But he's still a liberal, and he's still an economist. That means he's incapable of giving any sort of fundamental critique of the economic forces he's made a career of explaining. Take this passage from his column today, on a theme he's been pursuing for months now:
We’re suffering from the paradox of thrift: saving is a virtue, but when everyone tries to sharply increase saving at the same time, the effect is a depressed economy. We’re suffering from the paradox of deleveraging: reducing debt and cleaning up balance sheets is good, but when everyone tries to sell off assets and pay down debt at the same time, the result is a financial crisis.The language of paradox here naturalizes capitalist dynamics, distracting attention from the more fundamental question - what on earth are we doing with a system that converts individual merit into collective disaster?

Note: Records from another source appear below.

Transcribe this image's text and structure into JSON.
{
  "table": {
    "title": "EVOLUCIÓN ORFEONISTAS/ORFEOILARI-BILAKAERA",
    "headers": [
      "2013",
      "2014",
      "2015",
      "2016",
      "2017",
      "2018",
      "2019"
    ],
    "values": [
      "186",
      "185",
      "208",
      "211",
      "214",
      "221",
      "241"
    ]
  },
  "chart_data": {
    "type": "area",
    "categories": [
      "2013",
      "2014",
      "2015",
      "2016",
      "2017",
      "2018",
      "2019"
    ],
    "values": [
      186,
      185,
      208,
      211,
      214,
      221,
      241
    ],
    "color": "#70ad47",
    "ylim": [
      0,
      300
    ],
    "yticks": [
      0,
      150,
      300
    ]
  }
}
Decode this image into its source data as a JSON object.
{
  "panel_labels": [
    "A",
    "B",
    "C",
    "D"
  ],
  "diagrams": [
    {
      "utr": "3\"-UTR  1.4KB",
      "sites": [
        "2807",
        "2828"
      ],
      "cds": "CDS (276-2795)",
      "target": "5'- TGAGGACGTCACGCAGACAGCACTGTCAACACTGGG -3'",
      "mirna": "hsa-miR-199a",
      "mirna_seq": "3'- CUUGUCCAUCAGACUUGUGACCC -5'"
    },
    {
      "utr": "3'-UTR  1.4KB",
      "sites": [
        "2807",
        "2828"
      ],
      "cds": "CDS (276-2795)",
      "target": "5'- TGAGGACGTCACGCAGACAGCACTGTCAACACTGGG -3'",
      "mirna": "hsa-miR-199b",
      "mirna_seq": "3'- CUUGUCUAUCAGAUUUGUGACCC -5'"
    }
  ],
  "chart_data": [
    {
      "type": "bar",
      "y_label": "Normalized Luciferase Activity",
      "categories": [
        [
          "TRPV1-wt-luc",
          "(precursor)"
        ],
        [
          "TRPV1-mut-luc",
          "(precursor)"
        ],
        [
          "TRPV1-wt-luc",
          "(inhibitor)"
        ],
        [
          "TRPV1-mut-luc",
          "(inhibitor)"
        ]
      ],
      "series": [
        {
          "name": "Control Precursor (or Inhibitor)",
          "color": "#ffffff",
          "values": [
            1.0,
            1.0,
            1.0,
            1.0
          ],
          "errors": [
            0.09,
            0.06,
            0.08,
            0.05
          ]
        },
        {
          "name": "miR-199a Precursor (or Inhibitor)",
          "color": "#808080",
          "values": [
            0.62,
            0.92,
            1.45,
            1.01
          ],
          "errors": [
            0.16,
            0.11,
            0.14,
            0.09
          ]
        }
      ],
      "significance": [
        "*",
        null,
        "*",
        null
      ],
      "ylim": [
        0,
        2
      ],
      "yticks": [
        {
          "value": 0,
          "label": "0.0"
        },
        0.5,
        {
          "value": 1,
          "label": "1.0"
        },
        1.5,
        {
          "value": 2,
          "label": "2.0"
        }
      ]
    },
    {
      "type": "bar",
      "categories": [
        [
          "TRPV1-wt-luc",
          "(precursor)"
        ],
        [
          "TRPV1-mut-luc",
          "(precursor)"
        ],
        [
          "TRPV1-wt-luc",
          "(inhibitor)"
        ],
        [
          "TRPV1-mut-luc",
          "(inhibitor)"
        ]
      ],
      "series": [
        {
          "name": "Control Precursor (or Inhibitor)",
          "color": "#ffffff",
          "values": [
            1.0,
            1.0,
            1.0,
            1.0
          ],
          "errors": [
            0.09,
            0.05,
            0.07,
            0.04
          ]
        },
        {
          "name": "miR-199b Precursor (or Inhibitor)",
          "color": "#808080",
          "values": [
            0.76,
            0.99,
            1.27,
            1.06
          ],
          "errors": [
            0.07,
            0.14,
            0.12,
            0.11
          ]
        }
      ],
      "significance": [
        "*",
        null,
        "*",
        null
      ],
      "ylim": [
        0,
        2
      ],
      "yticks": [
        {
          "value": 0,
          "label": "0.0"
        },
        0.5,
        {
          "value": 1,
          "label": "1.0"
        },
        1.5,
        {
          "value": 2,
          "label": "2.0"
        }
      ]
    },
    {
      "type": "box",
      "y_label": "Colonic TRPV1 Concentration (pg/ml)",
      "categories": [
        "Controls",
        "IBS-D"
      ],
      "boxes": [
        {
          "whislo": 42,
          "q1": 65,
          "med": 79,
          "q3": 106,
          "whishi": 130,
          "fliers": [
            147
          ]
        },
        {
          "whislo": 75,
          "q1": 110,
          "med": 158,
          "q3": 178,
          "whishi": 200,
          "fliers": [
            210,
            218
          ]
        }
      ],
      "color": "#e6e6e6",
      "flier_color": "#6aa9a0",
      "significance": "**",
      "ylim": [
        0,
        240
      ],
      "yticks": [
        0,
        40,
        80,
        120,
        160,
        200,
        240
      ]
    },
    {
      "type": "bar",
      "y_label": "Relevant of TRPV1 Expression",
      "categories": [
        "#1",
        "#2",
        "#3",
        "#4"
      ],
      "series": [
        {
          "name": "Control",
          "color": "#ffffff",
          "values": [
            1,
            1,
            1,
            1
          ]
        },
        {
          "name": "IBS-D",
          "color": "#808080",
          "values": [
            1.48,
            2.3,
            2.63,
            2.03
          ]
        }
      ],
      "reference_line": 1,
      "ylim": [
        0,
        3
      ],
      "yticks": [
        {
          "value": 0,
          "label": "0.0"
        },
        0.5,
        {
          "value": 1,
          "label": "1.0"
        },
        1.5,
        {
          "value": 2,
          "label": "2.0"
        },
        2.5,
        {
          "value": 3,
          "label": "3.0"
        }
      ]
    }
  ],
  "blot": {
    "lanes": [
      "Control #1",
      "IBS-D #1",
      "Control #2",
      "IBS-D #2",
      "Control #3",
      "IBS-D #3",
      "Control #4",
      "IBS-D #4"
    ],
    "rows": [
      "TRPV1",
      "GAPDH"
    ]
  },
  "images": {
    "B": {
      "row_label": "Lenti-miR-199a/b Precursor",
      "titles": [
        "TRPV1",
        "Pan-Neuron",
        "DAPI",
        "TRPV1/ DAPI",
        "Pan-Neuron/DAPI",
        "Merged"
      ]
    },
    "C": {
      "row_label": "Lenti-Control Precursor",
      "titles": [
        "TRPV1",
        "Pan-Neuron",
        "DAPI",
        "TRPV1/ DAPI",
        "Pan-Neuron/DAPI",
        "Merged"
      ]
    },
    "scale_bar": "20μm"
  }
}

And soon we may be facing the paradox of wages: workers at any one company can help save their jobs by accepting lower wages, but when employers across the economy cut wages at the same time, the result is higher unemployment.
Here’s how the paradox works. Suppose that workers at the XYZ Corporation accept a pay cut. That lets XYZ management cut prices, making its products more competitive. Sales rise, and more workers can keep their jobs. So you might think that wage cuts raise employment — which they do at the level of the individual employer.
But if everyone takes a pay cut, nobody gains a competitive advantage. So there’s no benefit to the economy from lower wages. Meanwhile, the fall in wages can worsen the economy’s problems on other fronts.
These so-called paradoxes are just more examples of the perverse incentives built into market economies. Sweatshop clothes are cheaper than those produced under decent working conditions, so the rational individual will choose the socially destructive product. Companies that force the costs of the pollution they produce onto society win a competitive advantage, so the environment is steadily destroyed that the individual consumer might save 50 cents. Cutting corners on quality means higher profits - even at the cost of seriously injuring or killing the consumer - so the fairly free markets of China have churned out scandal after scandal of tainted food and drugs.
As with Krugman's "paradoxes", these phenomena illustrate a fundamental truth of capitalism - brutally rational at the individual level, it is insanely irrational as a whole. Even more terrifying, altho the economic system was created by humans and only exists thru our collective institutions and individual behaviors, its logic exists as something beyond our control, acting upon us as an external force animated by unstable, mysterious laws.
This helps explain the widespread portrayal of the economic crisis as a kind of natural disaster rather than what it is: a creation of human beings. We have to start aggressively making the point that capitalism, like the crises and social devastation it endlessly produces, is a human invention and could be ended once and for all if we so chose.